A Hamilton County Superior Court judge says the county’s commercial courts are helping to resolve business and commercial disputes faster with more predictability.

Hamilton County is one of 10 Indiana counties with a commercial court. Businesses can file their complaints in any of the commercial courts, but both sides must agree to participate.

Common cases include shareholder disputes, breach of contract, trade secrets, noncompete agreements, indemnification issues, unfair competition, securities, insurance disputes, environmental claims and antitrust cases. Hamilton County’s commercial court launched Jan. 1, 2021.

Jon Brown

Jon Brown, who presides over Hamilton County Superior Court 2, is a former bankruptcy and commercial litigation attorney who took the bench in 2017. He said he understands how drawn-out and cumbersome complex litigation can be.

“Commercial courts help improve court efficiency and allow business and commercial disputes to be resolved quicker with more predictability,” Brown said. “Plus, the e-filing, e-discovery and video conferencing technologies help us come to resolutions faster. It’s really like playing open-hand euchre.”

Attorney Sean Clapp, who works for Fishers-based Clapp Ferrucci Attorneys at Law, was part of the original committee that helped the Indiana Supreme Court create commercial courts.

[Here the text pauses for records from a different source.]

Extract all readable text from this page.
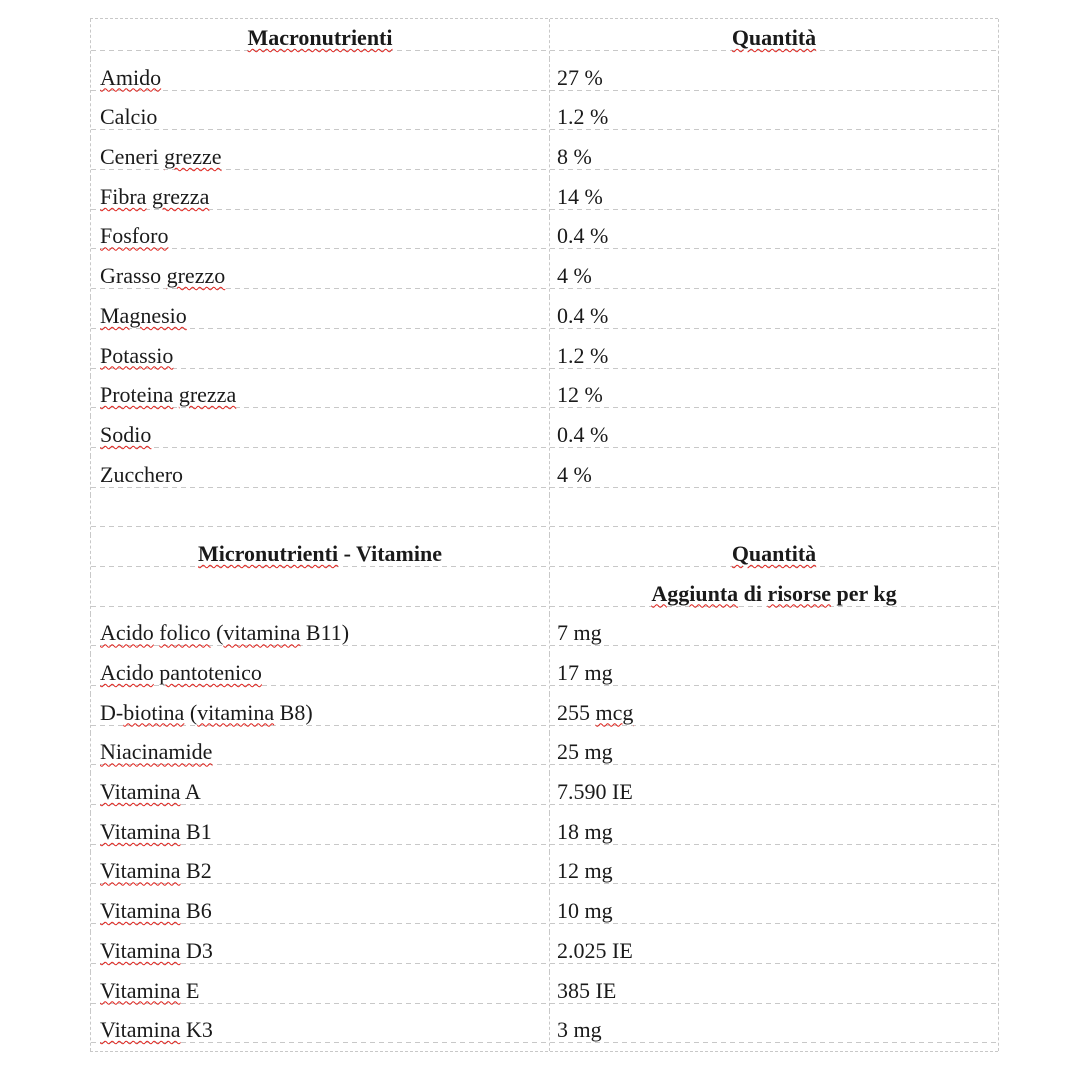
Macronutrienti	Quantità
Amido	27 %
Calcio	1.2 %
Ceneri grezze	8 %
Fibra grezza	14 %
Fosforo	0.4 %
Grasso grezzo	4 %
Magnesio	0.4 %
Potassio	1.2 %
Proteina grezza	12 %
Sodio	0.4 %
Zucchero	4 %

Micronutrienti - Vitamine	Quantità
	Aggiunta di risorse per kg
Acido folico (vitamina B11)	7 mg
Acido pantotenico	17 mg
D-biotina (vitamina B8)	255 mcg
Niacinamide	25 mg
Vitamina A	7.590 IE
Vitamina B1	18 mg
Vitamina B2	12 mg
Vitamina B6	10 mg
Vitamina D3	2.025 IE
Vitamina E	385 IE
Vitamina K3	3 mg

“The courts were too busy with nonbusiness-related cases to leave sufficient time to properly review and analyze complex business cases,” Clapp said. “These cases are much more document-intensive, so commercial court requires mandatory disclosures at the beginning of the case. It’s similar to the federal court system.”

Once a commercial case has been filed, parties must confer to discuss case management and create a plan to expedite the exchange of evidence between the parties. The case management conference with the court must occur within 45 days.

“This process really helps cut to the chase and forces efficiency right out of the gate,” Brown said. “I’ve presided over 25 commercial cases so far and have yet to have one proceed to trial because both sides were able to resolve the conflict before it made it that far.”

Clapp also said commercial courts are a benefit as well.

“Given the choice, I use commercial courts any time I can,” Clapp said. “Businesses don’t want their litigation languishing in the system. It’s timely and expensive. Plus, commercial court is administered by judges trained in business law which helps set consistent precedent that can be used to advise business clients and maybe prevent future litigation.”